了解具有条件最优传输的无限深和无限宽ResNets的训练

我们研究了梯度流的收敛性，用于深度神经网络的训练。虽然残余神经网络（ResNet）是非常深入的架构的一个流行的例子，但它们的训练构成了一个具有挑战性的优化问题，特别是由于目标的非凸性和非矫顽性。然而，在应用中，这样的任务可以通过简单的优化算法（如梯度下降）成功地解决。为了更好地理解这一现象，我们将重点放在一个无限深和任意宽的ResNet的“平均场”模型上，该模型通过层和参数积集的概率度量来参数化，并在层集上具有恒定的边际。事实上，在浅层神经网络的情况下，平均场模型已经被证明可以从简化的损失景观和良好的理论保证中受益，当使用梯度流w.r.t.概率度量集上的Wasserstein度量时。在这种方法的激励下，我们建议用梯度流训练我们的模型，而不是条件最优输运（COT）距离：经典Wasserstein距离的限制，它强制执行我们的边际条件。基于度量空间中的梯度流动理论，我们首先证明了梯度流动方程的适定性及其与有限宽度下ResNets训练的一致性。执行局部Polyak -Łojasiewicz分析，然后我们展示了梯度流对于精心选择的初始化的收敛性：如果特征数量有限但足够大，并且初始化时风险足够小，梯度流收敛到全局最小化。这是该类型对于无限深和任意宽的resnet的第一个结果。此外，这项工作为更详细地研究COT度量，特别是其动态公式提供了机会。我们在这个方向上的一些结果本身可能很有趣。

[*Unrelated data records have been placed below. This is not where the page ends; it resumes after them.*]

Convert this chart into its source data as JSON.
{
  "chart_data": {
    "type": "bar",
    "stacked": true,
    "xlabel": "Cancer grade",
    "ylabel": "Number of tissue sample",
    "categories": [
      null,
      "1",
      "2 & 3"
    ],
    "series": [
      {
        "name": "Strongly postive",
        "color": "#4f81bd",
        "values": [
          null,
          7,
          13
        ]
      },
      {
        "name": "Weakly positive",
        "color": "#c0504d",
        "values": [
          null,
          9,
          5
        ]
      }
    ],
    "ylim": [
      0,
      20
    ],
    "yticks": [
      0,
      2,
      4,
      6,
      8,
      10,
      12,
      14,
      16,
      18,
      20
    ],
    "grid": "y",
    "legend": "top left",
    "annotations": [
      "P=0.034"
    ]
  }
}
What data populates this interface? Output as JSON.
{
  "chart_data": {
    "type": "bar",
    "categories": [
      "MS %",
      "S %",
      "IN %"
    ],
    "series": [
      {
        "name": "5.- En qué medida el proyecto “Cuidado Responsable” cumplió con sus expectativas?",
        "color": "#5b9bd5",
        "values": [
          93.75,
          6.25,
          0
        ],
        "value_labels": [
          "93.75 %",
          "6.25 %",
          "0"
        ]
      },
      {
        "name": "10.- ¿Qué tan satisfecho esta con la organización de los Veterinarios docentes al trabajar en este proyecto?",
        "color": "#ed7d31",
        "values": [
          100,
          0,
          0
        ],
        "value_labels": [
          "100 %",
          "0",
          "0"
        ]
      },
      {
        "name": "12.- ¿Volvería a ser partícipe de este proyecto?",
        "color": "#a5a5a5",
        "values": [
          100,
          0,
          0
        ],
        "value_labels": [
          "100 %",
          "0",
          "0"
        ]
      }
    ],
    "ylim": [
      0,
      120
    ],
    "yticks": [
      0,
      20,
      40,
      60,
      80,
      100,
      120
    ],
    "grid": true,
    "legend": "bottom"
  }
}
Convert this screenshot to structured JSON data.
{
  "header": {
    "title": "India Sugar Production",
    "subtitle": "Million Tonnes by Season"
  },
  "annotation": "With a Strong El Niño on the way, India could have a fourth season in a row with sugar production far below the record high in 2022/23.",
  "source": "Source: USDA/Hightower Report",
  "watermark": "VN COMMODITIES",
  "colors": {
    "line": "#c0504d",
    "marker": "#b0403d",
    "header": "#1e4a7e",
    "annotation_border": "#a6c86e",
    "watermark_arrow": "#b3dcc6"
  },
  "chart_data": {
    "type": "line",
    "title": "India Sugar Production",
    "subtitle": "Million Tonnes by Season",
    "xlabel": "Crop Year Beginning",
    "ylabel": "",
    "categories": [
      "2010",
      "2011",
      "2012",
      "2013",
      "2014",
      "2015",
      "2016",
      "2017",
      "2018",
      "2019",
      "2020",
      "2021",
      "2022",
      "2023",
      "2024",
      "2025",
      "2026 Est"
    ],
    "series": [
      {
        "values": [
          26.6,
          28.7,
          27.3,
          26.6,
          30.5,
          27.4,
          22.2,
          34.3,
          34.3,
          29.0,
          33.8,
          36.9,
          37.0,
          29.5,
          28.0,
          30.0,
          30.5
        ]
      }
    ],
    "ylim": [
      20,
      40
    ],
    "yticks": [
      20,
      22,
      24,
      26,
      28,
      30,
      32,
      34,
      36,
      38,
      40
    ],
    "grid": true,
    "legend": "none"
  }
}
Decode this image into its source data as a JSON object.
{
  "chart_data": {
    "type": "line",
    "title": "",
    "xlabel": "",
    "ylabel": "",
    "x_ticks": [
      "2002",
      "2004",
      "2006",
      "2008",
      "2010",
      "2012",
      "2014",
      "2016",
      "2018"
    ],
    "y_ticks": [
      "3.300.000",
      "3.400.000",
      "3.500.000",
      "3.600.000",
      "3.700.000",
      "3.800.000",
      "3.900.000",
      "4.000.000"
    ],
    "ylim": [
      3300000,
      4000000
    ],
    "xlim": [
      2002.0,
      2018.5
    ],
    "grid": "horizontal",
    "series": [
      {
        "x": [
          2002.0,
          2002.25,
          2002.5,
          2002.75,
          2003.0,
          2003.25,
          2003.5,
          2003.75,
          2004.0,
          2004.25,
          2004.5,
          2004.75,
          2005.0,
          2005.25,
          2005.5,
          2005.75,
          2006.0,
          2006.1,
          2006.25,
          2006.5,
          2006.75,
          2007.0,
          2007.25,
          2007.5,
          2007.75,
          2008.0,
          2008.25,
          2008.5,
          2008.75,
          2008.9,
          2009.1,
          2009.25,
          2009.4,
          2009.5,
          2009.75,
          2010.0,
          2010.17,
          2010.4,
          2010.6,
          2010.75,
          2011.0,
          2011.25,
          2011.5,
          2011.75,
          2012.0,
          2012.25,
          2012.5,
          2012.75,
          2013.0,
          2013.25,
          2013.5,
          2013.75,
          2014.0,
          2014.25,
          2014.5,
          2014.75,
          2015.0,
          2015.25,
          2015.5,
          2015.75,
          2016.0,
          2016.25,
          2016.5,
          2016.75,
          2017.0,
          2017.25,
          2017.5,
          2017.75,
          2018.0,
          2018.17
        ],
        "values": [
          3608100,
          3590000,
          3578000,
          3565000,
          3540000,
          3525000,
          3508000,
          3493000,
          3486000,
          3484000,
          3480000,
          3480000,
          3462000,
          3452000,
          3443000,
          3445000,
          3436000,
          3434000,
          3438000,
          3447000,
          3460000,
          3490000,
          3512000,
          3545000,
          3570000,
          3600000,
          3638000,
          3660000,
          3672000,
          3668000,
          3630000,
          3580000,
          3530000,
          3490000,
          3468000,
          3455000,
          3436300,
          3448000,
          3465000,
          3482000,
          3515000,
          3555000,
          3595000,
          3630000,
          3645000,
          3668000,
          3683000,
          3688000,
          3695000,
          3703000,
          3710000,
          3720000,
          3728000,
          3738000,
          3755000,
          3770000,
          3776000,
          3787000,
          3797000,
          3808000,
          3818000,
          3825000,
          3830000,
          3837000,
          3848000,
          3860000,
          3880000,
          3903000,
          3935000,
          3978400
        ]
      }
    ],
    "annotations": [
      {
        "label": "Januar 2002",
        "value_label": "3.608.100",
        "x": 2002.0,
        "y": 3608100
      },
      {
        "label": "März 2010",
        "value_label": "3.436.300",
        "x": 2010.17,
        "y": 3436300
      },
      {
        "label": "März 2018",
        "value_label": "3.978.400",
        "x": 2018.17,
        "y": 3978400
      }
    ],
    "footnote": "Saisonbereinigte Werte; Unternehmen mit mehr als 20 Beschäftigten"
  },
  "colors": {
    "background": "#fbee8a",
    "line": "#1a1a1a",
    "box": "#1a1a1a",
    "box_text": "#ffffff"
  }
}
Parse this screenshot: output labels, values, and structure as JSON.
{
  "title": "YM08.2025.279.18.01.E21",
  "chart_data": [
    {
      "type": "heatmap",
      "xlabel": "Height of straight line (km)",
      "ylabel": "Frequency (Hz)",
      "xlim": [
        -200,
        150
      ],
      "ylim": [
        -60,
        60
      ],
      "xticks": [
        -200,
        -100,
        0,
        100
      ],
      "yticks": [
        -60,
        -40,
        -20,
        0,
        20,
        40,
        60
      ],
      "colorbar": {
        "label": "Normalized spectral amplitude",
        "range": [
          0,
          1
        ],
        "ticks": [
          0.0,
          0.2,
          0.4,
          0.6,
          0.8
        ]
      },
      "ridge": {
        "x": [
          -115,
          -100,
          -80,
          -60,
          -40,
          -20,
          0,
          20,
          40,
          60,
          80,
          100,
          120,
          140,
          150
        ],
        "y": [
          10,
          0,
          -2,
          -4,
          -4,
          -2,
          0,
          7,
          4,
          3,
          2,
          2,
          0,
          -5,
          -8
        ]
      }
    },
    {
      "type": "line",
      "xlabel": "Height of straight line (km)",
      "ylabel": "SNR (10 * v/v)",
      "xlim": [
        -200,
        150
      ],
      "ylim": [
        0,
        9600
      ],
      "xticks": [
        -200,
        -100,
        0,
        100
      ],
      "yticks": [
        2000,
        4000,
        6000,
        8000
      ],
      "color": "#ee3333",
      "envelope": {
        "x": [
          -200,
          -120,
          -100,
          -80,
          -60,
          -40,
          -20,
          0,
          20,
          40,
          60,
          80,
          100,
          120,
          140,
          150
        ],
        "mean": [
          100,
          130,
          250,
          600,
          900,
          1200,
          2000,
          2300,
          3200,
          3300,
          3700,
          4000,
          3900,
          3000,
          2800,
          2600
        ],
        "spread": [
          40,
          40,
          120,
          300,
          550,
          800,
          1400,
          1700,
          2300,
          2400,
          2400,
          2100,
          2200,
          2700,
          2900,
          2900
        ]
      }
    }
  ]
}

本文章由计算机程序翻译，如有差异，请以英文原文为准。

求助全文

约1分钟内获得全文求助全文

来源期刊

Communications on Pure and Applied Mathematics 数学-数学

CiteScore

6.70

自引率

3.30%

发文量

审稿时长

>12 weeks

期刊介绍： Communications on Pure and Applied Mathematics (ISSN 0010-3640) is published monthly, one volume per year, by John Wiley & Sons, Inc. © 2019. The journal primarily publishes papers originating at or solicited by the Courant Institute of Mathematical Sciences. It features recent developments in applied mathematics, mathematical physics, and mathematical analysis. The topics include partial differential equations, computer science, and applied mathematics. CPAM is devoted to mathematical contributions to the sciences; both theoretical and applied papers, of original or expository type, are included.